Second, provide context and guidance.

This might include examples of what has worked in the past, known constraints or risks, or potentially areas where flexibility is acceptable

Third, step back from execution. Seriously, step away from the deliverable.

This is often the most difficult part, at least psychologically. It means allowing the person responsible to make decisions, approach problems differently, and arrive at solutions that maybe the founder knows won’t work quite as well as the solutions they would have put forward themselves. That’s OK. Giving the team space to learn means eventually they will know what the founder knows. But remember, they only learn by getting to those solutions themselves.

Instead of reviewing every detail, the founder shifts to monitoring outcomes and intervening only when those outcomes are at risk.

The Role of Iteration

At the 70%-of-founder-capability, variation is expected.

A delivery lead may structure meetings differently. A project manager, given the ability to do so, may organize workflows in a way that does not match how the founder would do it.

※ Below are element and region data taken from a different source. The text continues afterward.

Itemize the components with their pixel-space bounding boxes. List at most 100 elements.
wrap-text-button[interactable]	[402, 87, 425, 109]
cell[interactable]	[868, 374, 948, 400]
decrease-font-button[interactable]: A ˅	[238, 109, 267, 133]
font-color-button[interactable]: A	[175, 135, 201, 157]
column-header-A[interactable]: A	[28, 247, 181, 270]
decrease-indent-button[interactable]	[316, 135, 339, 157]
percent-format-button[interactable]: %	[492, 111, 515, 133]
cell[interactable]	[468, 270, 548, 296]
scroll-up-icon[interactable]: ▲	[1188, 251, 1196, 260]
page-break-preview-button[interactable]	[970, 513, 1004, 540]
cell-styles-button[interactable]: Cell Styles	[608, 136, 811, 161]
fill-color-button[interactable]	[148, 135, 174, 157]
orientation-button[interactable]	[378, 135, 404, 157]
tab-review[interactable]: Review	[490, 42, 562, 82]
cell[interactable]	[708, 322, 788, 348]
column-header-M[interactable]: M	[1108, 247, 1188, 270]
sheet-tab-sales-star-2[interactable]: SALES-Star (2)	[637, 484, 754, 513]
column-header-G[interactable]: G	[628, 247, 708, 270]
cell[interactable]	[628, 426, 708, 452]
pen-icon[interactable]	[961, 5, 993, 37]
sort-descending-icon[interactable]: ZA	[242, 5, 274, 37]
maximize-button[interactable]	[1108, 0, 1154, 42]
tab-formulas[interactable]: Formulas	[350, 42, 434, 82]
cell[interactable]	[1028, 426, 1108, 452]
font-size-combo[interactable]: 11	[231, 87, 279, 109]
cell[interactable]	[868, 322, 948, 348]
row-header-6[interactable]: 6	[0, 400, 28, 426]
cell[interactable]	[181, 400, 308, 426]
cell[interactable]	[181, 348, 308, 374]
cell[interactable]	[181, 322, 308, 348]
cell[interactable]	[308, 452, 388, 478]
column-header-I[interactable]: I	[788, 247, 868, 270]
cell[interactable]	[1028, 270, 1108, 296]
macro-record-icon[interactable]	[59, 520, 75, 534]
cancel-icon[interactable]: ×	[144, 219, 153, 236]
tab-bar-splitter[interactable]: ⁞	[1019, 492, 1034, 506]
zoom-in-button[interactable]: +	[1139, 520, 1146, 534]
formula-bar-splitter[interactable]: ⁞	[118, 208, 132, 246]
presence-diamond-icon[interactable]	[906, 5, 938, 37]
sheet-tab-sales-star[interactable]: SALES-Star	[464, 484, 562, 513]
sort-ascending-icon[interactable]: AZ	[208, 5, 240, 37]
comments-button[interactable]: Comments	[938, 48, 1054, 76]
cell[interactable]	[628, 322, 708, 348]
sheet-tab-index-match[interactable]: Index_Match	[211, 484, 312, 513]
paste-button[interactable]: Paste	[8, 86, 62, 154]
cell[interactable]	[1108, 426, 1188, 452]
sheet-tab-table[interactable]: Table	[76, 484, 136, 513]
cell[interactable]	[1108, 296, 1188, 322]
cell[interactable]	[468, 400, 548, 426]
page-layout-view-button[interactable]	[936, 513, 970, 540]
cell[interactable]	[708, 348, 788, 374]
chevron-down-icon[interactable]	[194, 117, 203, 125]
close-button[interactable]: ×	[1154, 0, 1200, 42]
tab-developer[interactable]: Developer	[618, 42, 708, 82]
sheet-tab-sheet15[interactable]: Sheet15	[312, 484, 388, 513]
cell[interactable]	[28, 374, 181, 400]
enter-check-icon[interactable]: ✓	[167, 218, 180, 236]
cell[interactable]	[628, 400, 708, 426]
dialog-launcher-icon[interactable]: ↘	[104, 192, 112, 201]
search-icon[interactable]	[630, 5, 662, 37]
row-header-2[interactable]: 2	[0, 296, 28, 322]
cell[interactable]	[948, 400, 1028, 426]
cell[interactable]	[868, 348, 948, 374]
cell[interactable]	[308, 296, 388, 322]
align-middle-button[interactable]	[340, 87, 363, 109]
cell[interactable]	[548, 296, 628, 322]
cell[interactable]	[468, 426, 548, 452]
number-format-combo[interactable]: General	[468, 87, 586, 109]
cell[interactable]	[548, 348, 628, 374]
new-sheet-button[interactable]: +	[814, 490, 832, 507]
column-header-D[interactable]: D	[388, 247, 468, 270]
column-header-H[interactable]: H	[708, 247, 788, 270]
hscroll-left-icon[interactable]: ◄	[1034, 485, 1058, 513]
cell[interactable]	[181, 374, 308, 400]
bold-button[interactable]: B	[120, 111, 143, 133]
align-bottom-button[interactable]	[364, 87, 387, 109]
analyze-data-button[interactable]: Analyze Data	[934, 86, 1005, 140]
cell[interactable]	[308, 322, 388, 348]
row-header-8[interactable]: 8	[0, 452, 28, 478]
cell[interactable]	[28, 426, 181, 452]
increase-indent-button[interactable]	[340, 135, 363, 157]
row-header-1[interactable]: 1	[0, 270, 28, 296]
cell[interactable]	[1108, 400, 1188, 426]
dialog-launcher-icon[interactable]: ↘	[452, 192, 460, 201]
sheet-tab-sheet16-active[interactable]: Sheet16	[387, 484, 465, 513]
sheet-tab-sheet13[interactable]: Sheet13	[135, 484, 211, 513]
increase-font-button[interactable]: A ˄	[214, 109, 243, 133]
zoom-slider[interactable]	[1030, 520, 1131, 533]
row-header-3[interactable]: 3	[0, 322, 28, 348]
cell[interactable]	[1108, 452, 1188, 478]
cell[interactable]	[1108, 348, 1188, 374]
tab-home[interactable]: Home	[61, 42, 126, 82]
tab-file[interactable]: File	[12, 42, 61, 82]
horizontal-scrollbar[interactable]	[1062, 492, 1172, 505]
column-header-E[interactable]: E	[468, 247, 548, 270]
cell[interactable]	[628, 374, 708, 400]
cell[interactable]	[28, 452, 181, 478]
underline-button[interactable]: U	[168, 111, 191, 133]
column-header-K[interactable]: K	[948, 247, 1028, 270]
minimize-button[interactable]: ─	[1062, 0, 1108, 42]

These differences are part of the process.

As long as outcomes remain stable, the variation creates room for improvement. In many cases, team members identify efficiencies or approaches that the founder would not have implemented.

Over time, this leads to stronger internal capability where team members are able to take full ownership of functions, processes become less dependent on a single perspective, and the agency builds capacity without increasing founder involvement.

Reframing “Standards”

One of the underlying challenges with delegation is how standards are defined.

For many founders, “high standards” are tied to personal execution. The work feels correct when it reflects how they would have done it.

The 70% rule separates personal preference from operational requirements.

A deliverable can meet client expectations, support retention, and maintain quality without matching the founder’s exact approach. This distinction allows standards to be measured by outcomes rather than individual style.

Practical Application

To apply this approach, start with a single function or recurring task.

  1. Identify work that is currently being reviewed or redone by the founder
  2. Assign clear ownership of that work to a team member
  3. Define what a successful outcome looks like
  4. Allow the first version to go out without additional refinement, unless there is a clear risk to the client relationship. This will be hard. Do it anyway.
  5. Review performance based on results, not process.

From there, expand to additional areas of the business. Over time, fewer decisions and deliverables require direct founder involvement. The team develops confidence and capability, and the founder’s role shifts toward direction rather than execution.

The result is not a reduction in standards. It is a redistribution of responsibility that allows the agency to operate at a larger scale.